Scott Moe made the comments while speaking to radio host John Gormley on 980 CJME Wednesday morning.
“In the next number of days, you’ll see some further communication around the existing public health orders or the existing restrictions we have in place and, in particular, those that are impacting our youth,” Moe said on the radio.
Specifically, the premier said officials would look at ending the close contact isolation requirements that keep students out of extra-curricular activities, adding the proof of vaccination requirement has also likely run its course.
“The goal is to remove all of these restrictions when we are able,” Moe said.
“It’s time for us, as a government, to manage COVID as we move forward, and it’s time for us, as a society, to understand that we are going to be living with COVID for some period of time,” Moe said.
Saskatchewan’s chief medical health officer, Dr. Saqib Shahab, said proof of vaccination requirements worked well during the Delta wave, but now things are more “complex,” partly because a double dose of vaccine is not as effective against the Omicron variant.
“The data is clear that getting boosted is critical to further reduce your risk of severe outcomes, which is hospitalization,” Dr. Shahab said.

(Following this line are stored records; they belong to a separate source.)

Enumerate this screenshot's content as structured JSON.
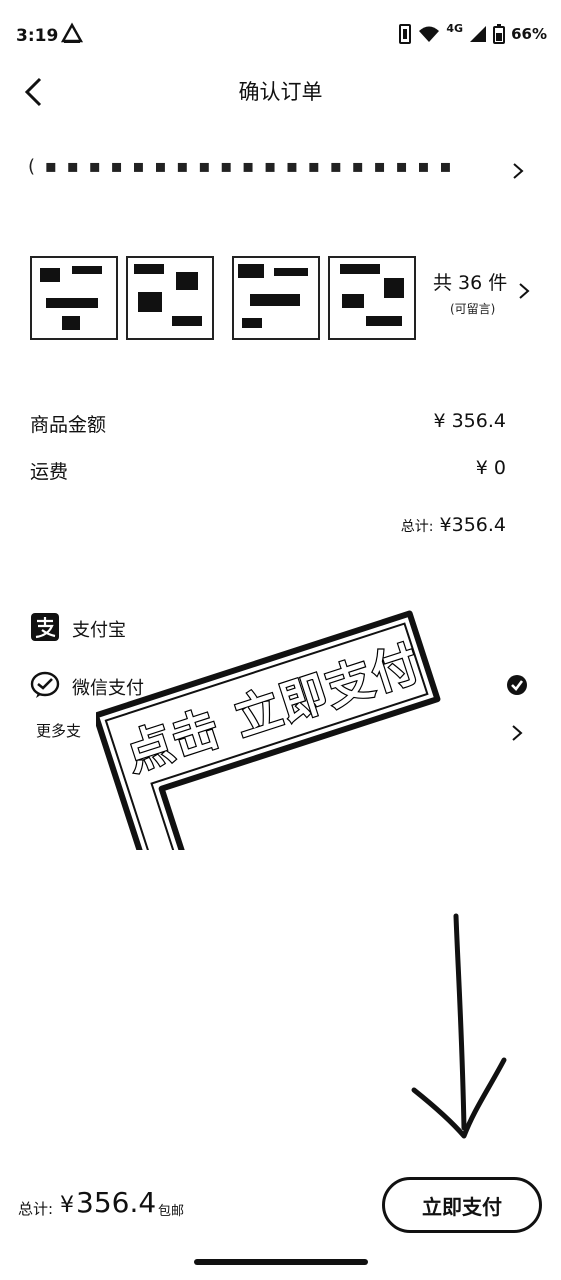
{
  "status_bar": {
    "time": "3:19",
    "network": "4G",
    "battery": "66%"
  },
  "header": {
    "title": "确认订单"
  },
  "address": {
    "text": "( ▪ ▪ ▪ ▪ ▪ ▪ ▪ ▪ ▪ ▪ ▪ ▪ ▪ ▪ ▪ ▪ ▪ ▪ ▪"
  },
  "goods": {
    "count_label": "共 36 件",
    "note_label": "(可留言)"
  },
  "prices": {
    "items_label": "商品金额",
    "items_value": "¥ 356.4",
    "shipping_label": "运费",
    "shipping_value": "¥ 0",
    "subtotal_label": "总计:",
    "subtotal_value": "¥356.4"
  },
  "payment": {
    "alipay_label": "支付宝",
    "wechat_label": "微信支付",
    "more_label": "更多支"
  },
  "overlay": {
    "stamp_text": "点击 立即支付"
  },
  "footer": {
    "total_label": "总计:",
    "currency": "¥",
    "total_value": "356.4",
    "free_shipping": "包邮",
    "pay_button": "立即支付"
  }
}
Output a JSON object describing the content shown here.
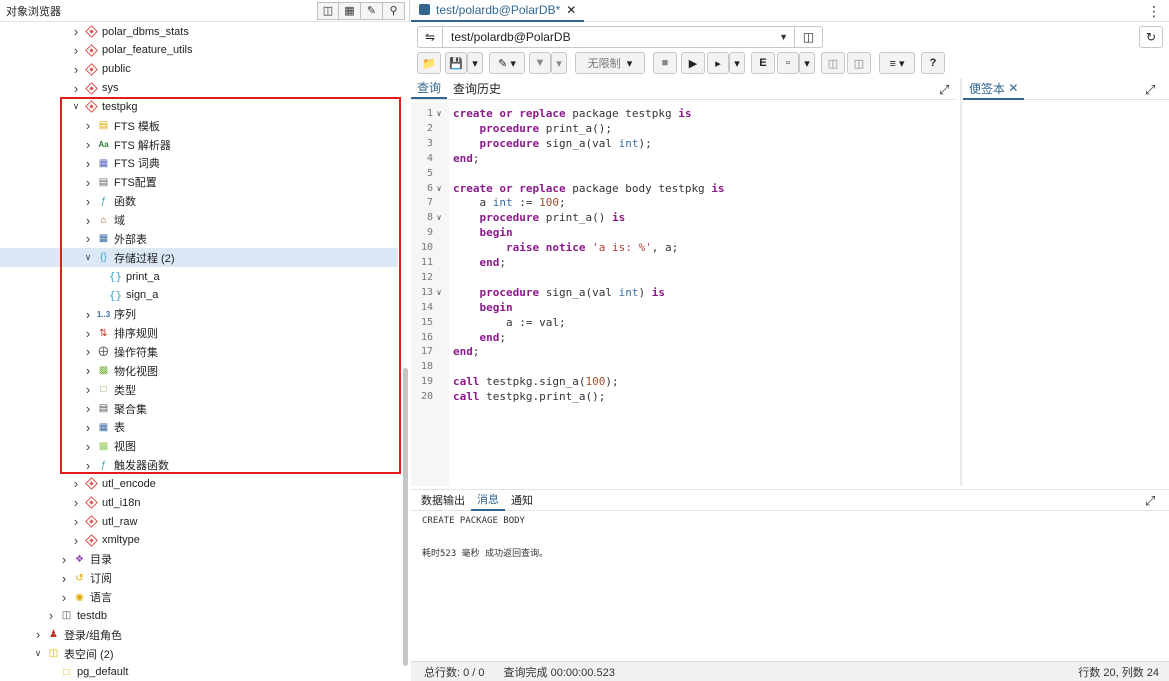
{
  "left_panel": {
    "title": "对象浏览器",
    "header_icons": [
      "database-icon",
      "table-icon",
      "query-tool-icon",
      "search-icon"
    ],
    "tree": [
      {
        "label": "polar_dbms_stats",
        "icon": "package-icon",
        "level": 5,
        "chevron": "right"
      },
      {
        "label": "polar_feature_utils",
        "icon": "package-icon",
        "level": 5,
        "chevron": "right"
      },
      {
        "label": "public",
        "icon": "package-icon",
        "level": 5,
        "chevron": "right"
      },
      {
        "label": "sys",
        "icon": "package-icon",
        "level": 5,
        "chevron": "right"
      },
      {
        "label": "testpkg",
        "icon": "package-icon",
        "level": 5,
        "chevron": "down"
      },
      {
        "label": "FTS 模板",
        "icon": "fts-template-icon",
        "level": 6,
        "chevron": "right"
      },
      {
        "label": "FTS 解析器",
        "icon": "fts-parser-icon",
        "level": 6,
        "chevron": "right",
        "glyph": "Aa"
      },
      {
        "label": "FTS 词典",
        "icon": "fts-dictionary-icon",
        "level": 6,
        "chevron": "right"
      },
      {
        "label": "FTS配置",
        "icon": "fts-config-icon",
        "level": 6,
        "chevron": "right"
      },
      {
        "label": "函数",
        "icon": "function-icon",
        "level": 6,
        "chevron": "right"
      },
      {
        "label": "域",
        "icon": "domain-icon",
        "level": 6,
        "chevron": "right"
      },
      {
        "label": "外部表",
        "icon": "foreign-table-icon",
        "level": 6,
        "chevron": "right"
      },
      {
        "label": "存储过程 (2)",
        "icon": "procedure-icon",
        "level": 6,
        "chevron": "down",
        "selected": true
      },
      {
        "label": "print_a",
        "icon": "braces-icon",
        "level": 7,
        "chevron": ""
      },
      {
        "label": "sign_a",
        "icon": "braces-icon",
        "level": 7,
        "chevron": ""
      },
      {
        "label": "序列",
        "icon": "sequence-icon",
        "level": 6,
        "chevron": "right",
        "glyph": "1..3"
      },
      {
        "label": "排序规则",
        "icon": "collation-icon",
        "level": 6,
        "chevron": "right"
      },
      {
        "label": "操作符集",
        "icon": "operator-icon",
        "level": 6,
        "chevron": "right"
      },
      {
        "label": "物化视图",
        "icon": "materialized-view-icon",
        "level": 6,
        "chevron": "right"
      },
      {
        "label": "类型",
        "icon": "type-icon",
        "level": 6,
        "chevron": "right"
      },
      {
        "label": "聚合集",
        "icon": "aggregate-icon",
        "level": 6,
        "chevron": "right"
      },
      {
        "label": "表",
        "icon": "table-icon",
        "level": 6,
        "chevron": "right"
      },
      {
        "label": "视图",
        "icon": "view-icon",
        "level": 6,
        "chevron": "right"
      },
      {
        "label": "触发器函数",
        "icon": "trigger-function-icon",
        "level": 6,
        "chevron": "right"
      },
      {
        "label": "utl_encode",
        "icon": "package-icon",
        "level": 5,
        "chevron": "right"
      },
      {
        "label": "utl_i18n",
        "icon": "package-icon",
        "level": 5,
        "chevron": "right"
      },
      {
        "label": "utl_raw",
        "icon": "package-icon",
        "level": 5,
        "chevron": "right"
      },
      {
        "label": "xmltype",
        "icon": "package-icon",
        "level": 5,
        "chevron": "right"
      },
      {
        "label": "目录",
        "icon": "catalog-icon",
        "level": 4,
        "chevron": "right"
      },
      {
        "label": "订阅",
        "icon": "subscription-icon",
        "level": 4,
        "chevron": "right"
      },
      {
        "label": "语言",
        "icon": "language-icon",
        "level": 4,
        "chevron": "right"
      },
      {
        "label": "testdb",
        "icon": "database-icon",
        "level": 3,
        "chevron": "right"
      },
      {
        "label": "登录/组角色",
        "icon": "roles-icon",
        "level": 2,
        "chevron": "right"
      },
      {
        "label": "表空间 (2)",
        "icon": "tablespace-icon",
        "level": 2,
        "chevron": "down"
      },
      {
        "label": "pg_default",
        "icon": "folder-icon",
        "level": 3,
        "chevron": ""
      }
    ]
  },
  "main": {
    "tab_title": "test/polardb@PolarDB*",
    "connection": "test/polardb@PolarDB",
    "limit_label": "无限制",
    "editor_tabs": [
      "查询",
      "查询历史"
    ],
    "notes_tab": "便签本",
    "code_lines": [
      "create or replace package testpkg is",
      "    procedure print_a();",
      "    procedure sign_a(val int);",
      "end;",
      "",
      "create or replace package body testpkg is",
      "    a int := 100;",
      "    procedure print_a() is",
      "    begin",
      "        raise notice 'a is: %', a;",
      "    end;",
      "",
      "    procedure sign_a(val int) is",
      "    begin",
      "        a := val;",
      "    end;",
      "end;",
      "",
      "call testpkg.sign_a(100);",
      "call testpkg.print_a();"
    ],
    "fold_lines": [
      1,
      6,
      8,
      13
    ],
    "bottom_tabs": [
      "数据输出",
      "消息",
      "通知"
    ],
    "output_lines": [
      "CREATE PACKAGE BODY",
      "",
      "",
      "耗时523 毫秒 成功返回查询。"
    ],
    "status": {
      "total_rows": "总行数: 0 / 0",
      "query_done": "查询完成 00:00:00.523",
      "cursor_pos": "行数 20, 列数 24"
    }
  },
  "colors": {
    "accent": "#326690",
    "highlight_box": "#e21b1b",
    "selection": "#dbe9f7",
    "keyword": "#8b1a8b"
  }
}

Shahab said jurisdictions across the country are at a point where they must decide to either update proof of vaccination requirements to include booster doses, or remove the requirements altogether if the Omicron surge dissipates. He said the decision is ultimately up to the government and how officials choose to navigate through the current surge.
“We have to change our policies and orders to adjust for changing realities,” said Shahab, who pointed to the recent reduction of the self-isolation period as an example of adjusting to the times.
“What we plan for two months from now certainly needs to be discussed.”
While doctors say a booster dose offers the best protection against Omicron, Dr. Satchan Takaya said two doses still minimize the impacts. For that reason, she said proof of vaccination plays an important role in controlling a surge in hospitalizations.
“We know that those people that progress to severe disease are those that are not vaccinated yet, Dr. Takaya said.
“Proof of vaccination still has a lot of value as long as the vaccine continues to work for the variants that we are facing and it continues to work right now.”
Instead of removing the vaccine requirements, epidemiologist Dr. Nazeem Muhajarine said the government should be expanding its definition of fully vaccinated to include booster doses.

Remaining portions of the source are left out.